SK On is looking to raise 1 trillion won ($755 million) through a rights offering as the battery maker continues efforts to improve its financial structure amid ongoing losses due to the sluggish growth of the electric vehicle market.

Parent company SK Innovation announced in a regulatory filing on Wednesday that it plans to issue about 18 million new shares of SK On at a price of 55,458 won.

The rights offering will take place in the form of a price return swap, through which a business guarantees the value of an equity instrument to investors.

If SK On’s share price is lower than 55,458 won when investors decide to sell their stock, SK On has to pay them the difference. But If SK On’s share price is higher than 55,458 won, the investors have to pay the difference to the battery maker.

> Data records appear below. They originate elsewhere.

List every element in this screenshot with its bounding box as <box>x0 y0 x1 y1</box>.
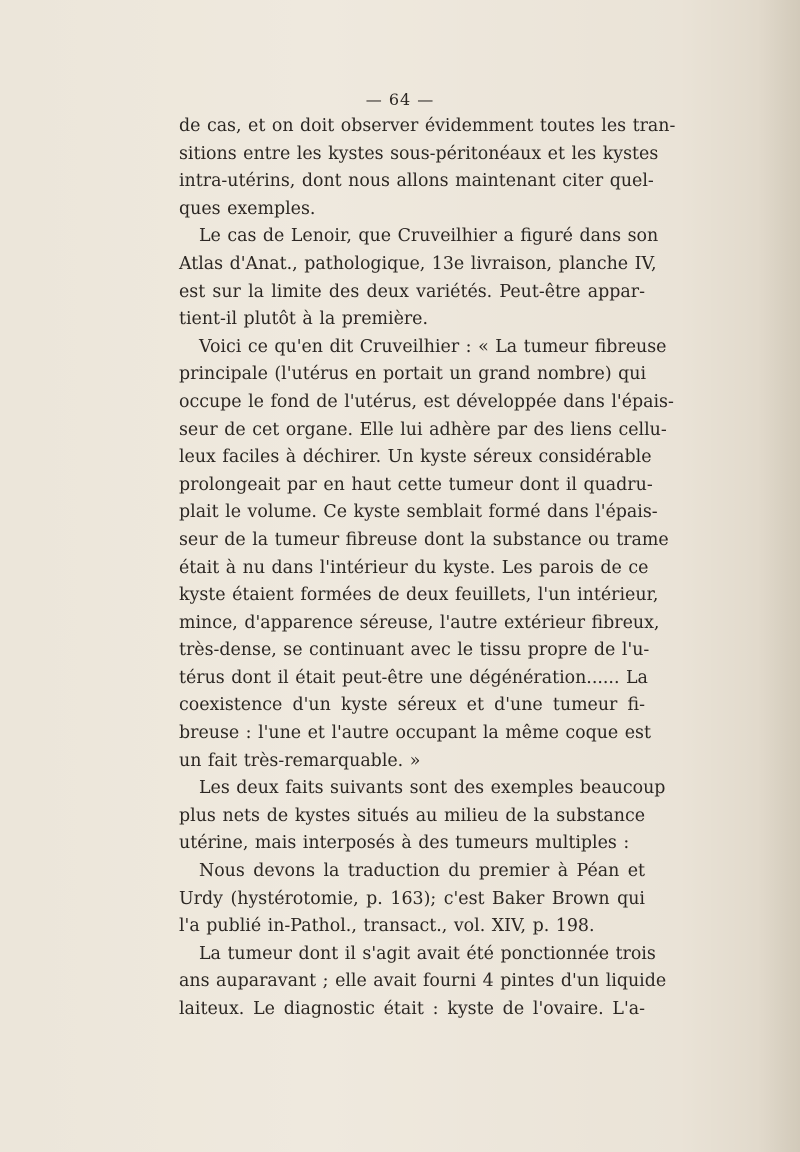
text-line: mince, d'apparence séreuse, l'autre extérieur fibreux, <box>179 612 660 633</box>
text-line: plait le volume. Ce kyste semblait formé dans l'épais- <box>179 502 658 523</box>
text-line: l'a publié in-Pathol., transact., vol. XIV, p. 198. <box>179 916 595 937</box>
text-line: un fait très-remarquable. » <box>179 750 421 771</box>
text-line: coexistence d'un kyste séreux et d'une tumeur fi- <box>179 695 645 716</box>
text-line: intra-utérins, dont nous allons maintenant citer quel- <box>179 171 654 192</box>
text-line: occupe le fond de l'utérus, est développée dans l'épais- <box>179 391 674 412</box>
text-line: utérine, mais interposés à des tumeurs multiples : <box>179 833 630 854</box>
text-line: Voici ce qu'en dit Cruveilhier : « La tumeur fibreuse <box>199 336 667 357</box>
text-line: très-dense, se continuant avec le tissu propre de l'u- <box>179 640 650 661</box>
text-line: Atlas d'Anat., pathologique, 13e livraison, planche IV, <box>179 253 657 274</box>
text-line: de cas, et on doit observer évidemment toutes les tran- <box>179 116 676 136</box>
text-line: était à nu dans l'intérieur du kyste. Les parois de ce <box>179 557 649 578</box>
text-line: laiteux. Le diagnostic était : kyste de l'ovaire. L'a- <box>179 999 645 1019</box>
text-line: térus dont il était peut-être une dégénération...... La <box>179 667 648 688</box>
page-number: — 64 — <box>365 90 435 109</box>
text-line: plus nets de kystes situés au milieu de la substance <box>179 805 645 826</box>
text-line: seur de la tumeur fibreuse dont la substance ou trame <box>179 529 669 550</box>
text-line: Urdy (hystérotomie, p. 163); c'est Baker Brown qui <box>179 888 645 909</box>
text-line: principale (l'utérus en portait un grand nombre) qui <box>179 364 647 385</box>
text-line: prolongeait par en haut cette tumeur dont il quadru- <box>179 474 653 495</box>
page-edge-shadow <box>758 0 800 1152</box>
text-line: ques exemples. <box>179 198 316 219</box>
text-line: Nous devons la traduction du premier à Péan et <box>199 861 645 882</box>
text-line: Le cas de Lenoir, que Cruveilhier a figuré dans son <box>199 226 659 247</box>
text-line: ans auparavant ; elle avait fourni 4 pintes d'un liquide <box>179 971 667 992</box>
text-line: est sur la limite des deux variétés. Peut-être appar- <box>179 281 645 302</box>
text-line: kyste étaient formées de deux feuillets, l'un intérieur, <box>179 585 659 606</box>
text-line: sitions entre les kystes sous-péritonéaux et les kystes <box>179 143 659 164</box>
text-line: breuse : l'une et l'autre occupant la même coque est <box>179 723 651 744</box>
text-line: seur de cet organe. Elle lui adhère par des liens cellu- <box>179 419 667 440</box>
text-line: leux faciles à déchirer. Un kyste séreux considérable <box>179 447 652 468</box>
body-text <box>179 113 676 1024</box>
text-line: Les deux faits suivants sont des exemples beaucoup <box>199 778 666 799</box>
text-line: tient-il plutôt à la première. <box>179 309 428 330</box>
text-line: La tumeur dont il s'agit avait été ponctionnée trois <box>199 943 656 964</box>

Five companies, including Korea Investment & Securities, have decided to take part in the rights offering. The payment date is Oct. 15.

New investment in the battery maker despite the slowing EV transformation represents a belief in projections of a fully electrified future and the anticipated rise of SK On’s stock price.

SK Innovation said the rights offering is aimed at management goals that include the improvement of SK On’s financial structure, and maintaining its battery subsidiary as a major part of the company’s future growth.

SK On logged 1.55 trillion won in sales and an operating loss of 460 billion won in the second quarter of this year, marking its 11th consecutive quarterly loss. In spite of the mounting losses, the battery maker poured in 6.79 trillion won for setting up facilities last year and plans to spend 7.5 trillion won this year for the same purpose.

In July this year, SK Innovation announced a merger of SK On with SK Trading International and SK Enterm. As SK Trading International and SK Enterm are financially better positioned with reliable cash flows and smaller capital expenditures, SK On is expected to make a turnaround through the newly formed entity.

The battery maker is pinning hopes on clinching new supply contracts with global automakers and increasing the operation rate of its plants worldwide with the aim of reaching the black for the first time before the end of the year.